Roy Underhill in his shop

Roy Underhill was the host and creator of The Woodwright's Shop. He graduated from the University of North Carolina at Chapel Hill with a B.F.A. in theater direction. Roy went to Duke University for environmental studies in the mid-1970s. For his thesis, he did a live presentation titled "How to start with a tree and an axe and build your house and everything in it." Somebody told him "You ought to do that on TV", when he was finished with his presentation.

He went on to work at Colonial Williamsburg as a carpenter, building houses the way they were built in the 18th century. During this same time, he also started producing The Woodwright's Shop television show for PBS. For 10 years, Underhill was a master housewright for Colonial Williamsburg. He helped with program development for another five years before he left over a disagreement about the authenticity of slave quarters on the project.

Roy has written several books on woodworking, most of which have been published by the University of North Carolina Press. Some of the books include, The Woodwright's Shop: A Practical Guide to Traditional Woodcraft (ISBN 0-8078-4082-3) and The Woodwright's Guide: Working Wood with Wedge and Edge (ISBN 0-8078-5914-1).
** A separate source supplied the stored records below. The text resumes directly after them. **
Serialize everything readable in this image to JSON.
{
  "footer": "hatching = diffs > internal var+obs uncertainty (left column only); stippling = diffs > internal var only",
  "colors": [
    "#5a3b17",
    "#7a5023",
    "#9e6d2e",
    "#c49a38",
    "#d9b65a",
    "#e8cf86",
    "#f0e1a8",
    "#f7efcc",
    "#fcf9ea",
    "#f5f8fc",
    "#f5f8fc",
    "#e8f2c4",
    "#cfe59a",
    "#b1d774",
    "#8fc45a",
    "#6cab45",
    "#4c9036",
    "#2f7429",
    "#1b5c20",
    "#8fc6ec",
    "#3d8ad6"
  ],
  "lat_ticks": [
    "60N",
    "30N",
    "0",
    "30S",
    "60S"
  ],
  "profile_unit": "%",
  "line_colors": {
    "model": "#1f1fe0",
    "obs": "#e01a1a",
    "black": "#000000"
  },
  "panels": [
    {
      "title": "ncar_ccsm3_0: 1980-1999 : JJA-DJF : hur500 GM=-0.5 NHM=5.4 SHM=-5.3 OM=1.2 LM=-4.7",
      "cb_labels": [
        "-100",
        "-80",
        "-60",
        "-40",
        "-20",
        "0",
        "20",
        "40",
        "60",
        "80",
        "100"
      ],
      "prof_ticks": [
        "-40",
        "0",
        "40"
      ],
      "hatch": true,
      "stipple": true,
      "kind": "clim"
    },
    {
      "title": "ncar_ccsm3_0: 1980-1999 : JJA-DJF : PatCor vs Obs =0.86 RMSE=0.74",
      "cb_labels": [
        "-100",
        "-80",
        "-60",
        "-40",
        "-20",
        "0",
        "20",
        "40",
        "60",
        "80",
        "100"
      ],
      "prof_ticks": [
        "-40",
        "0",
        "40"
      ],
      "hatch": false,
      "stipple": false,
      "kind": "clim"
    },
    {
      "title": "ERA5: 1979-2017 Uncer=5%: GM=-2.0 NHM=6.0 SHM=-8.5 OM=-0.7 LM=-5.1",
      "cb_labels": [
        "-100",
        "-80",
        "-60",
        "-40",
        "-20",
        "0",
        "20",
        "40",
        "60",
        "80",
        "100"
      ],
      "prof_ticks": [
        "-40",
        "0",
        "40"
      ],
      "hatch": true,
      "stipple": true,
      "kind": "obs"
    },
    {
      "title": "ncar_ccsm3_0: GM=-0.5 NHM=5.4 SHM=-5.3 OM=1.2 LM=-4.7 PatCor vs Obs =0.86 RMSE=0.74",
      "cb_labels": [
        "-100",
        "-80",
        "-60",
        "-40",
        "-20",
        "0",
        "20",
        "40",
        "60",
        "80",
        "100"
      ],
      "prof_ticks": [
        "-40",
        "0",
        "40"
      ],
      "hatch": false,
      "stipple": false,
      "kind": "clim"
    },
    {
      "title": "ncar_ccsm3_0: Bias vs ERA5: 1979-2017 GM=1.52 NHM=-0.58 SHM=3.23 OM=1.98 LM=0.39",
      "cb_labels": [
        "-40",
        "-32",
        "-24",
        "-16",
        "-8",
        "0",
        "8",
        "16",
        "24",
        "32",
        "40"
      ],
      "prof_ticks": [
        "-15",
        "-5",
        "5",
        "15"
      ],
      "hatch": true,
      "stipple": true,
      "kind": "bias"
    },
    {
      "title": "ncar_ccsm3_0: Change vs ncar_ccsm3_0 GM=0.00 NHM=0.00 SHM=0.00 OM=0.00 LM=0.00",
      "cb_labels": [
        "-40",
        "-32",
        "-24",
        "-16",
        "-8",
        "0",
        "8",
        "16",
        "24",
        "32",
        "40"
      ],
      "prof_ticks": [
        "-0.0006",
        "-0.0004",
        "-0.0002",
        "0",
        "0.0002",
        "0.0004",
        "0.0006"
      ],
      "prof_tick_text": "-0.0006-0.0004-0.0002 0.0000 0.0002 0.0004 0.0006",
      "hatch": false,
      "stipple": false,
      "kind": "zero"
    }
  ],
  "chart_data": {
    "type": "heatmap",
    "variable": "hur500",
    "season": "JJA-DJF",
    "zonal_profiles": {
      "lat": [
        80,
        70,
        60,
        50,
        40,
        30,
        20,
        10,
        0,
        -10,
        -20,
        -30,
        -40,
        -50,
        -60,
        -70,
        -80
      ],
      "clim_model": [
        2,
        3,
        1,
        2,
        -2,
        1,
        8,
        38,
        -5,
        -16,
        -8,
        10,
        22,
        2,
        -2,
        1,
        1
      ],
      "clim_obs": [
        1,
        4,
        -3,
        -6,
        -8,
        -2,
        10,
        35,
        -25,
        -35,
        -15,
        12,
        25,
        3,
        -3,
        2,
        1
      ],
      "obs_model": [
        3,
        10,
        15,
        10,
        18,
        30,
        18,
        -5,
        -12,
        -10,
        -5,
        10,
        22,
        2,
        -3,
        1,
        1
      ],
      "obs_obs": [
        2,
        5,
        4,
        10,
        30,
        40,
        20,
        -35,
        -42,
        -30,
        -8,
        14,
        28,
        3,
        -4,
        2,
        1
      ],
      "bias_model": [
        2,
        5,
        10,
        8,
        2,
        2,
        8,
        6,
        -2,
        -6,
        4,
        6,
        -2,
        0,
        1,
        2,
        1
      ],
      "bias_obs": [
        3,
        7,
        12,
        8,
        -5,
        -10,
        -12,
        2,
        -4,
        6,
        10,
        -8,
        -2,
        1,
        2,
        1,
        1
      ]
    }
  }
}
Roy lent his woodworking expertise to the 2005 movie The New World about the founding of the settlement in Jamestown, Virginia, in the 17th century. He also taught actor Colin Farrell about woodworking for the film and acted as an extra in the movie.

==Guests==
Roy had a wide range of woodworking professionals as guests on his show from many different fields of woodworking; Frank Klausz, Christopher Schwarz, Nora Hall, Steve Latta, David Calvo, Michael Dunbar, Dan Mack, Don Weber, Wayne Barton and Curtis Buchanan as well as many lesser-known specialists in the fields of tinsmithing, spoon carving, cooperage (barrels, buckets, canteens), lutherie (stringed instruments), whirligigs, archery, puppetry, basket making, spinning wheels and blacksmithing. Guests have also included famous people with a woodworking hobby, such as Governor Mike Easley. Roy's wife and children appeared on various episodes over the show's thirty-plus-year span of production.

==Episodes==

Each season of The Woodwright's Shop consists of 13 episodes broadcast during the last 13 weeks of the year, typically starting at the beginning of October.

===Video release===
The show was first released on VHS tapes in 1993. All of the shows are also available on DVD.